I am a bit confused regarding an aspect of Doc2Vec. Basically, I am not sure if what I do makes sense. I have the following dataset :

train_doc_0      --> label_0
    ...               ...
train_doc_99     --> label_0
train_doc_100    --> label_1
    ...               ...
train_doc_199    --> label_1
    ...               ...
    ...               ...
train_doc_239999 --> label_2399

eval_doc_0
    ...
eval_doc_29

Where train_doc_n is a short document, belonging to some label. There are 2400 labels, with 100 training documents per label. eval_doc_0 are evaluation documents where I would like to predict their label in the end (using a classifier).

I train a Doc2Vec model with these training documents & labels.
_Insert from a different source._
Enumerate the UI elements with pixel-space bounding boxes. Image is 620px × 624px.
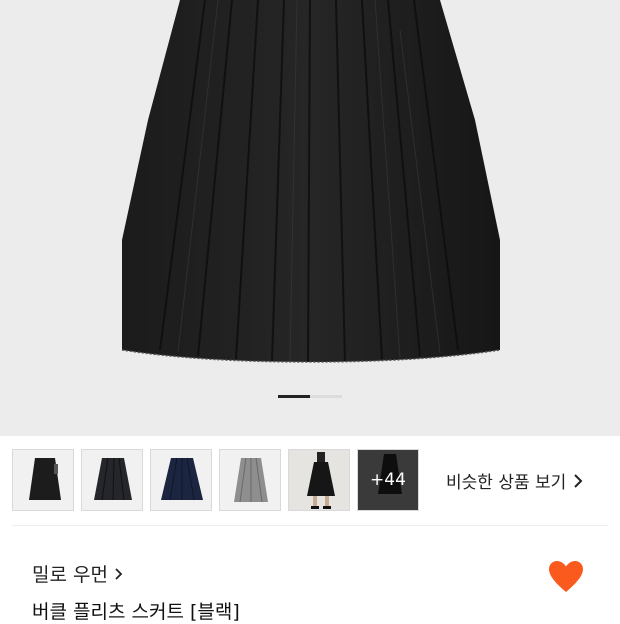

Once the model is trained, I reproject each of the original training document as well as my evaluation documents (the ones I would like to classify in the end) into the model's space using infer_vector.

The resulting is a matrix :

X_train (240000,300) # doc2vec vectors for training documents
y_train (240000,)    # corresponding labels
y_eval  (30, 300)    # doc2vec vectors for evaluation documents

My problem is the following : If I run a simple cross validation on X_train and y_train, I have a decent accuracy. Once I try to classify my evaluation documents (even, using only 50 randomly sampled labels) I have a super bad accuracy, which makes me question my way of approaching this problem.

I followed this tutorial for the training of documents.

Does my approach make sense, especially with reprojecting all the training documents using infer_vector ?

1

1 Answers

1
votes

I don't see anything blatantly wrong.

Are the evaluation documents similar to the training documents in length, vocabulary, etc? Ideally, they'd be a randomly-chosen subset of all available labeled examples. (If quite different, that might be a reason why cross-validation versus held-out-evaluation accuracy varies.)

When training the Doc2Vec model, are you giving each document a single unique ID as the only entry of its tags? Or are you using the label_n labels as the tags of your training examples? Or perhaps both? (Any of those are defensible choices, though I've found mixing known-labels into the usually 'unsupervised' Doc2Vec training, making it semi-supervised, often helps the mdoels' vectors become more useful as input to later explicitly-supervised classifiers.)

When I get unprecedented 'super-bad' accuracy in an unexpected step, often it's because some erroneous shuffling or re-ordering of the test examples has occurred – randomizing the real relationships. So it's worth doubling-checking for that, in code and by looking at a few examples in detail.

Re-inferring vectors for examples used in training, rather than simply asking for the trained-up vectors retained in the model, sometimes results in better vectors. However, many have observed that different-than-default parameters to infer_vector(), especially many-more steps and perhaps a starting alpha closer to that used during training, may improve results. (Also, inference seems to work better in fewer steps in the simpler PV-DBOW, dm=0, mode. PV-DM, dm=1, may especially require more steps.)

The tutorial you link shows a practice, calling train() multiple times while adjusting alpha yourself, that's generally unnecessary and error-prone – and specifically isn't likely to be doing the right thing in the latest gensim versions. You can leave the default alpha/min_alpha in place, and supply a preferred iter value during Doc2Vec initialization - and then one call to train() will automatically do that many passes, and glide the learning-rate down properly. And since the default iter is 5, if you don't set it, every call to train() is doing 5 passes - so doing your own external loop of 10 would mean 50 passes, and the code at that tutorial, with two calls to train() per loop for some odd reason, would mean 100 passes.